A strategy of routine induction at or just after 41 weeks for uncomplicated pregnancies reduces cesarean sections without improving or adversely affecting neonatal outcomes. Family physicians should provide this information to their patients and continue to look for studies that provide clinical detail and directly compare the strategy of routine induction after 41 weeks with expectant management and induction after 42 weeks.
Q&A
Routine induction reduces cesarean rate
J Fam Pract. 2003 November;52(11):828-848
Author and Disclosure Information
Sanchez-Ramos L, Olivier F, Delke I, Kaunitz AM. Labor induction versus expectant management for postterm pregnancies: a systematic review with meta-analysis. Obstet Gynecol 2003; 101:1312–1318.
Samina Yunus, MD
Warren Newton, MD, MPH
Department of Family Medicine, University of North Carolina at Chapel Hill. E-mail: Warren_Newton@med.unc.edu.
- BACKGROUND: Pregnancies lasting beyond 41 weeks are common, but management remains controversial. This meta-analysis compared the outcomes of routine induction of labor and expectant management for uncomplicated pregnancies after 41 weeks.
- POPULATION STUDIED: A total of 6588 subjects were enrolled in 16 trials from 10 countries over 33 years. Five of these trials took place in countries with significant higher rates of maternal and perinatal mortality than the United States. Only trials limited to uncomplicated singleton pregnancies were included; in practice, the estimated gestational age at randomization ranged from 41 to 42 weeks. No information was given about subjects’ age, obstetric risk factors, and Bishop score.

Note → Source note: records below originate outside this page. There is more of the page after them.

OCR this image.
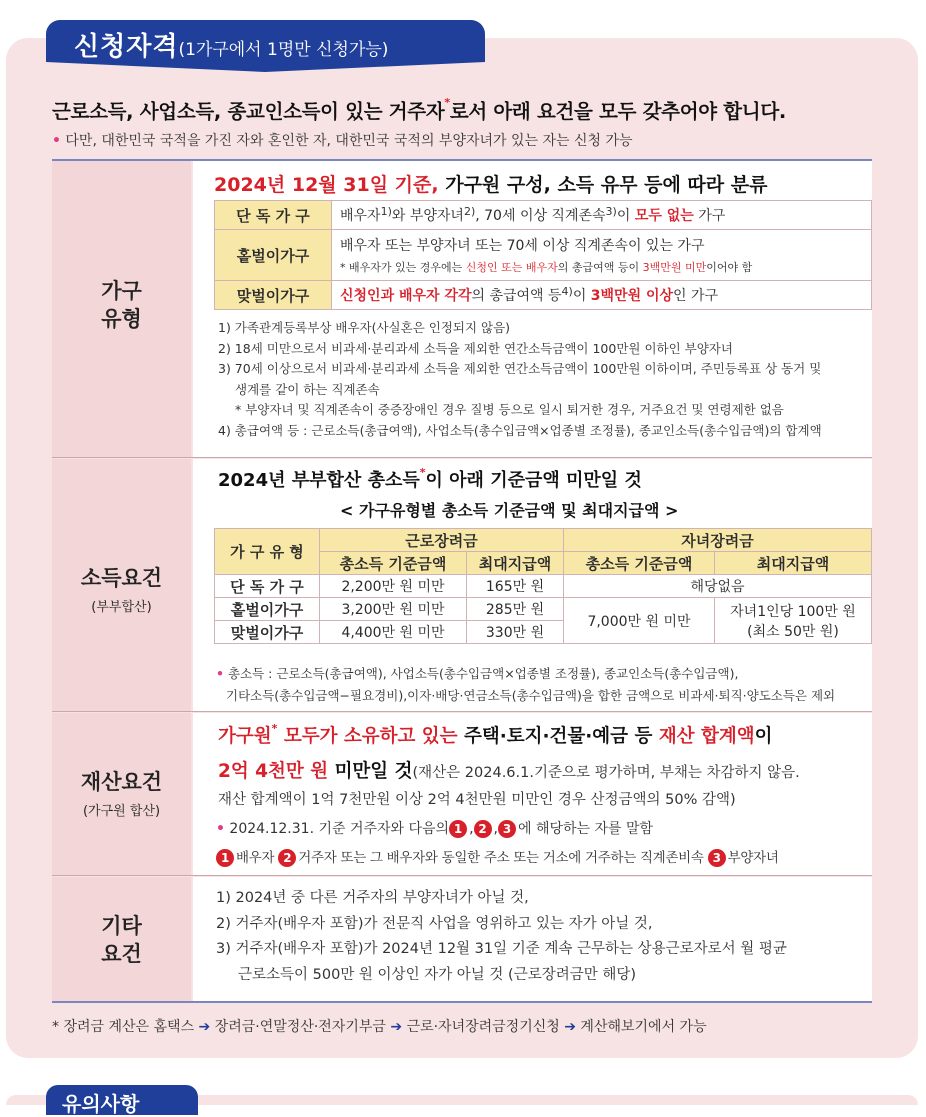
신청자격(1가구에서 1명만 신청가능)
근로소득, 사업소득, 종교인소득이 있는 거주자*로서 아래 요건을 모두 갖추어야 합니다.
• 다만, 대한민국 국적을 가진 자와 혼인한 자, 대한민국 국적의 부양자녀가 있는 자는 신청 가능
가구
유형
2024년 12월 31일 기준, 가구원 구성, 소득 유무 등에 따라 분류
단 독 가 구	배우자$^{1)}$와 부양자녀$^{2)}$, 70세 이상 직계존속$^{3)}$이 모두 없는 가구
홑벌이가구	배우자 또는 부양자녀 또는 70세 이상 직계존속이 있는 가구
* 배우자가 있는 경우에는 신청인 또는 배우자의 총급여액 등이 3백만원 미만이어야 함

맞벌이가구	신청인과 배우자 각각의 총급여액 등$^{4)}$이 3백만원 이상인 가구
1) 가족관계등록부상 배우자(사실혼은 인정되지 않음)
2) 18세 미만으로서 비과세·분리과세 소득을 제외한 연간소득금액이 100만원 이하인 부양자녀
3) 70세 이상으로서 비과세·분리과세 소득을 제외한 연간소득금액이 100만원 이하이며, 주민등록표 상 동거 및
생계를 같이 하는 직계존속
* 부양자녀 및 직계존속이 중증장애인 경우 질병 등으로 일시 퇴거한 경우, 거주요건 및 연령제한 없음
4) 총급여액 등 : 근로소득(총급여액), 사업소득(총수입금액×업종별 조정률), 종교인소득(총수입금액)의 합계액
소득요건
(부부합산)
2024년 부부합산 총소득*이 아래 기준금액 미만일 것
< 가구유형별 총소득 기준금액 및 최대지급액 >
가 구 유 형	근로장려금		자녀장려금	
	총소득 기준금액	최대지급액	총소득 기준금액	최대지급액
단 독 가 구	2,200만 원 미만	165만 원	해당없음	
홑벌이가구	3,200만 원 미만	285만 원	7,000만 원 미만	자녀1인당 100만 원
(최소 50만 원)

맞벌이가구	4,400만 원 미만	330만 원		
• 총소득 : 근로소득(총급여액), 사업소득(총수입금액×업종별 조정률), 종교인소득(총수입금액),
기타소득(총수입금액−필요경비),이자·배당·연금소득(총수입금액)을 합한 금액으로 비과세·퇴직·양도소득은 제외
재산요건
(가구원 합산)
가구원* 모두가 소유하고 있는 주택·토지·건물·예금 등 재산 합계액이
2억 4천만 원 미만일 것(재산은 2024.6.1.기준으로 평가하며, 부채는 차감하지 않음.
재산 합계액이 1억 7천만원 이상 2억 4천만원 미만인 경우 산정금액의 50% 감액)
• 2024.12.31. 기준 거주자와 다음의 1 , 2 , 3 에 해당하는 자를 말함
1 배우자 2 거주자 또는 그 배우자와 동일한 주소 또는 거소에 거주하는 직계존비속 3 부양자녀
기타
요건
1) 2024년 중 다른 거주자의 부양자녀가 아닐 것,
2) 거주자(배우자 포함)가 전문직 사업을 영위하고 있는 자가 아닐 것,
3) 거주자(배우자 포함)가 2024년 12월 31일 기준 계속 근무하는 상용근로자로서 월 평균
근로소득이 500만 원 이상인 자가 아닐 것 (근로장려금만 해당)
* 장려금 계산은 홈택스 ➔ 장려금·연말정산·전자기부금 ➔ 근로·자녀장려금정기신청 ➔ 계산해보기에서 가능
유의사항
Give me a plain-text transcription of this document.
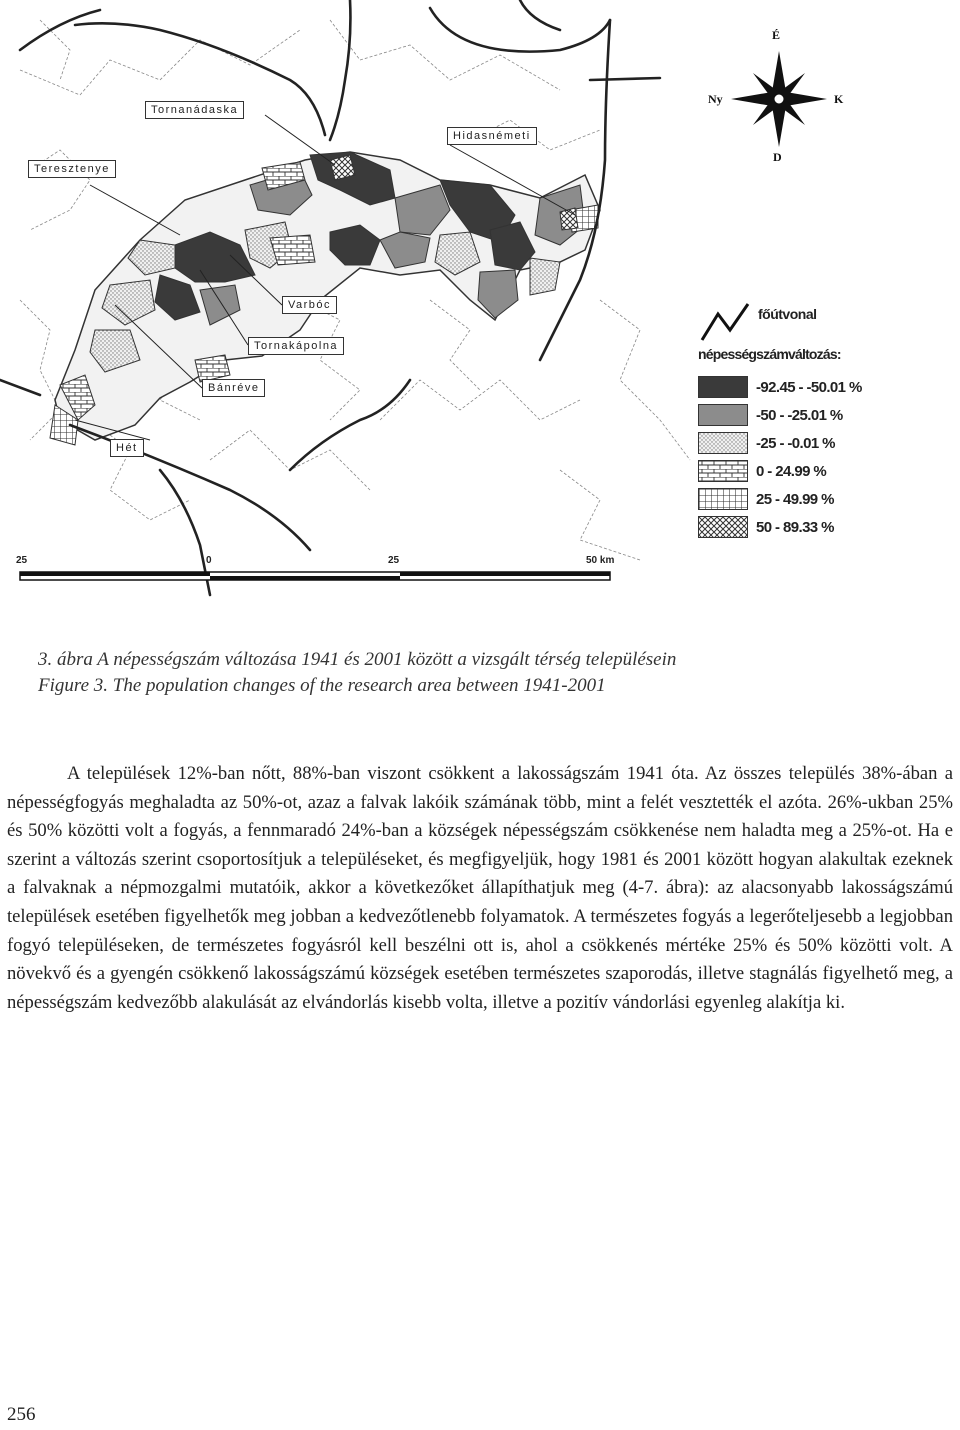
Tornanádaska
Teresztenye
Hidasnémeti
Varbóc
Tornakápolna
Bánréve
Hét
É
Ny	K
D
főútvonal
népességszámváltozás:
-92.45 - -50.01 %
-50 - -25.01 %
-25 - -0.01 %
0 - 24.99 %
25 - 49.99 %
50 - 89.33 %
25	0	25	50 km
3. ábra A népességszám változása 1941 és 2001 között a vizsgált térség településein
Figure 3. The population changes of the research area between 1941-2001

A települések 12%-ban nőtt, 88%-ban viszont csökkent a lakosságszám 1941 óta. Az összes település 38%-ában a népességfogyás meghaladta az 50%-ot, azaz a falvak lakóik számának több, mint a felét vesztették el azóta. 26%-ukban 25% és 50% közötti volt a fogyás, a fennmaradó 24%-ban a községek népességszám csökkenése nem haladta meg a 25%-ot. Ha e szerint a változás szerint csoportosítjuk a településeket, és megfigyeljük, hogy 1981 és 2001 között hogyan alakultak ezeknek a falvaknak a népmozgalmi mutatóik, akkor a következőket állapíthatjuk meg (4-7. ábra): az alacsonyabb lakosságszámú települések esetében figyelhetők meg jobban a kedvezőtlenebb folyamatok. A természetes fogyás a legerőteljesebb a legjobban fogyó településeken, de természetes fogyásról kell beszélni ott is, ahol a csökkenés mértéke 25% és 50% közötti volt. A növekvő és a gyengén csökkenő lakosságszámú községek esetében természetes szaporodás, illetve stagnálás figyelhető meg, a népességszám kedvezőbb alakulását az elvándorlás kisebb volta, illetve a pozitív vándorlási egyenleg alakítja ki.

256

- STUDY DESIGN AND VALIDITY: The investigators searched for randomized trials comparing routine labor induction vs expectant management for pregnancies of at least 41 weeks gestation with clearly documented outcome data. The search included electronic databases, review articles, textbook chapters, PubMed, MEDLINE, and Cochrane databases from 1966–2002 without language restriction. Data were extracted by 2 investigators independently, with differences resolved by consensus; similarly, study quality was scored by 2 investigators blinded to investigators and institutions.
- OUTCOMES MEASURED: The primary outcomes were cesarean delivery rate and perinatal mortality. Secondary outcomes included meconium-stained fluid, meconium aspiration syndrome, meconium below the cords, fetal heart rate abnormalities during labor, cesarean delivery for fetal heart rate abnormalities, abnormal Apgar scores, and neonatal intensive care unit admissions. Outcomes important in the US context such as cost, patient satisfaction, and provider satisfaction were not addressed.
- RESULTS: For most analyses, investigators found no evidence of heterogeneity. Women who underwent labor induction had lower cesarean delivery rates (20% vs 22%; odds ratio [OR]=0.88; 95% confidence interval [CI], 0.78–0.99; number needed to treat=50), as well as a lower rate of meconium-stained fluid (OR=0.75; 95% CI, 0.66–0.84) and caesarean section for fetal heart rate abnormalities (OR=0.77; 95% CI, 0.61–0.96).